Now we return to the first example and check how XGBEmbedKaplanNeighbors performs:

# importing xgbse
from xgbse import XGBSEKaplanNeighbors
from xgbse._kaplan_neighbors import DEFAULT_PARAMS
from xgbse.metrics import concordance_index

# dummy function representing dataprep
dtrain, dval = prepare_data()

# loop to show different scale results
for scale in [1.5, 1.0, 0.5]:

    # chaning parameter
    DEFAULT_PARAMS['aft_loss_distribution_scale'] = scale

    # training model
    xgbse_model = XGBSEKaplanNeighbors(DEFAULT_PARAMS, n_neighbors=30)
    xgbse_model.fit(
        X_train, y_train,
        validation_data = (X_valid, y_valid),
        early_stopping_rounds=10,
        time_bins=TIME_BINS
    )

    # predicting and evaluating
    preds = xgbse_model.predict(X_valid)
    cind = concordance_index(y_valid, preds)
    avg_probs = preds[[30, 90, 150]].mean().values.round(4).tolist()

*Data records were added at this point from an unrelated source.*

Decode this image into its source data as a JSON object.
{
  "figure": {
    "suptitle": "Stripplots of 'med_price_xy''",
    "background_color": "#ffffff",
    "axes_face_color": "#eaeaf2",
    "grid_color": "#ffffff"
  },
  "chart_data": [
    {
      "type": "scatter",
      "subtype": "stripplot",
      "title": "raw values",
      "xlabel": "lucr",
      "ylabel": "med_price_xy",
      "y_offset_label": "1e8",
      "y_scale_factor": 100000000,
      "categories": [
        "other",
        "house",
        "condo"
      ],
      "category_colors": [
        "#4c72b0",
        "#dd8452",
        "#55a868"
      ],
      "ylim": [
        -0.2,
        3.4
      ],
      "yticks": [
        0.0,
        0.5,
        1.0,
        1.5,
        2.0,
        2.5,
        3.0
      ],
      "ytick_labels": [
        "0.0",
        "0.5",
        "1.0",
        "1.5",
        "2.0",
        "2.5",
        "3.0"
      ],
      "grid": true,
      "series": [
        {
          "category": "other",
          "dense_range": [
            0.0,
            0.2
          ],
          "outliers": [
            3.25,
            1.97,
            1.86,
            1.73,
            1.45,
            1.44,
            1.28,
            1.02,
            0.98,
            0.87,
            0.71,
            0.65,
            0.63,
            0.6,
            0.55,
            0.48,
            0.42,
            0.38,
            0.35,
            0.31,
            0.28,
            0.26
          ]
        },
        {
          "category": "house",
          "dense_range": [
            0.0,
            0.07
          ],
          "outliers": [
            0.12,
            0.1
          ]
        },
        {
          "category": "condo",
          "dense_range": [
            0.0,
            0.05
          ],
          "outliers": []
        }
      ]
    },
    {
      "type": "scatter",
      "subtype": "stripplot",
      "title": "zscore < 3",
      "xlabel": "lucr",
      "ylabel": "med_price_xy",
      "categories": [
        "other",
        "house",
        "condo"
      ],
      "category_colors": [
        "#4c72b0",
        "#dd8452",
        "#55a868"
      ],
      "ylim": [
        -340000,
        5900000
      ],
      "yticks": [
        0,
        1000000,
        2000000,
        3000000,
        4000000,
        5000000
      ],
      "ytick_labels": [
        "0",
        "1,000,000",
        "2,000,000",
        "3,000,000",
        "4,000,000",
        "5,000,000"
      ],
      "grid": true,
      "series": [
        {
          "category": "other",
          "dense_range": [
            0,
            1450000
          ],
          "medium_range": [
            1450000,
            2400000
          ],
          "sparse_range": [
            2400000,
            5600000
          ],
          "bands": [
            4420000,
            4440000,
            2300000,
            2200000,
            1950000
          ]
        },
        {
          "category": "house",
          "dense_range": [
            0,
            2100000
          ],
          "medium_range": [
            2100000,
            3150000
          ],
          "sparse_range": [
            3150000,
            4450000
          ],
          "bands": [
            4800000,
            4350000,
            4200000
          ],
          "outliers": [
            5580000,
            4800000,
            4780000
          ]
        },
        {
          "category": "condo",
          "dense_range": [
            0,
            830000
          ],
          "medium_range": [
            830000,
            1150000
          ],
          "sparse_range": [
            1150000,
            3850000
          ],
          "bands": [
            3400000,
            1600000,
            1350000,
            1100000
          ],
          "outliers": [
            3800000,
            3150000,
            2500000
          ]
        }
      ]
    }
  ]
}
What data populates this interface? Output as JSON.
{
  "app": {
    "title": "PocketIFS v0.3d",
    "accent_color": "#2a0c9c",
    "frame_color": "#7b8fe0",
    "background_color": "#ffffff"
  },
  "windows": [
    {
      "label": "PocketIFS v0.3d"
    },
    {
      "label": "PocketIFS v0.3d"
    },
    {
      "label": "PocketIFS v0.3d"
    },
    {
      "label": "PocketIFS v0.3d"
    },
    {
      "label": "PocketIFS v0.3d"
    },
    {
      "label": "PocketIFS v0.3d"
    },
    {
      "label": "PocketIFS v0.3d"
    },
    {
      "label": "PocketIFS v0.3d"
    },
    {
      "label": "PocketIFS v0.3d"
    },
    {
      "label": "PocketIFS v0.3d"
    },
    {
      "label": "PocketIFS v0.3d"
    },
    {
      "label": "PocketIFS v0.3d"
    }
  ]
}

    print(f"aft_loss_distribution_scale: {scale}")
    print(f"C-index: {cind:.3f}")
    print(f"Average probability of survival at [30, 90, 150] days: {avg_probs}")
    print("----")
aft_loss_distribution_scale: 1.5
C-index: 0.640
Average probability of survival at [30, 90, 150] days: [0.9109, 0.6854, 0.528]
----
aft_loss_distribution_scale: 1.0
C-index: 0.644
Average probability of survival at [30, 90, 150] days: [0.9111, 0.6889, 0.5333]
----
aft_loss_distribution_scale: 0.5
C-index: 0.650
Average probability of survival at [30, 90, 150] days: [0.913, 0.6904, 0.5289]
----

As measured by the average probability of survival in 30, 90 and 150 days the model is very stable, showing similar calibration results independently of aft_loss_distribution_scale choice, with comparable (or a bit worse) C-index results. Visually, the comparison of the average model predictions to a Kaplan Meier yields much better results:


XGBSE outputs a full survival curve and it is much more stable than vanilla XGBoost, its average prediction being fairly close to the unbiased KM estimator.

No more point estimates and high variation! Although is too harsh to claim that the problem is solved, we believe that the package can be a good, more statistically robust alternative to survival analysis.

References

[1] X. He, J. Pan, O. Jin, T. Xu, B. Liu, T. Xu, Y. Shi, A. Atallah, R. Herbrich, S. Bowers, and J. Q. Candela. Practical Lessons from Predicting Clicks on Ads at Facebook (2014). In Proceedings of the Eighth International Workshop on Data Mining for Online Advertising (ADKDD’14).

[2] Feature transformations with ensembles of trees. Scikit-learn documentation at https://scikit-learn.org/.

[3] G. Marmerola. Calibration of probabilities for tree-based models. Personal Blog at https://gdmarmerola.github.io/.

[4] G. Marmerola. Supervised dimensionality reduction and clustering at scale with RFs with UMAP. Personal Blog at https://gdmarmerola.github.io/.

[5] C. Yu, R. Greiner, H. Lin, V. Baracos. Learning Patient-Specific Cancer Survival Distributions as a Sequence of Dependent Regressors. Advances in Neural Information Processing Systems 24 (NIPS 2011).

[6] H. Kvamme, Ø. Borgan. The Brier Score under Administrative Censoring: Problems and Solutions. arXiv preprint arXiv:1912.08581.

[7] S. Sawyer. The Greenwood and Exponential Greenwood Confidence Intervals in Survival Analysis. Handout on Washington University in St. Louis website.

[8] H. Kvamme, Ø. Borgan, and I. Scheel. Time-to-event prediction with neural networks and Cox regression. Journal of Machine Learning Research, 20(129):1–30, 2019.

[9] H. Haider, B. Hoehn, S. Davis, R. Greiner. Effective Ways to Build and Evaluate Individual Survival Distributions. Journal of Machine Learning Research 21 (2020) 1–63.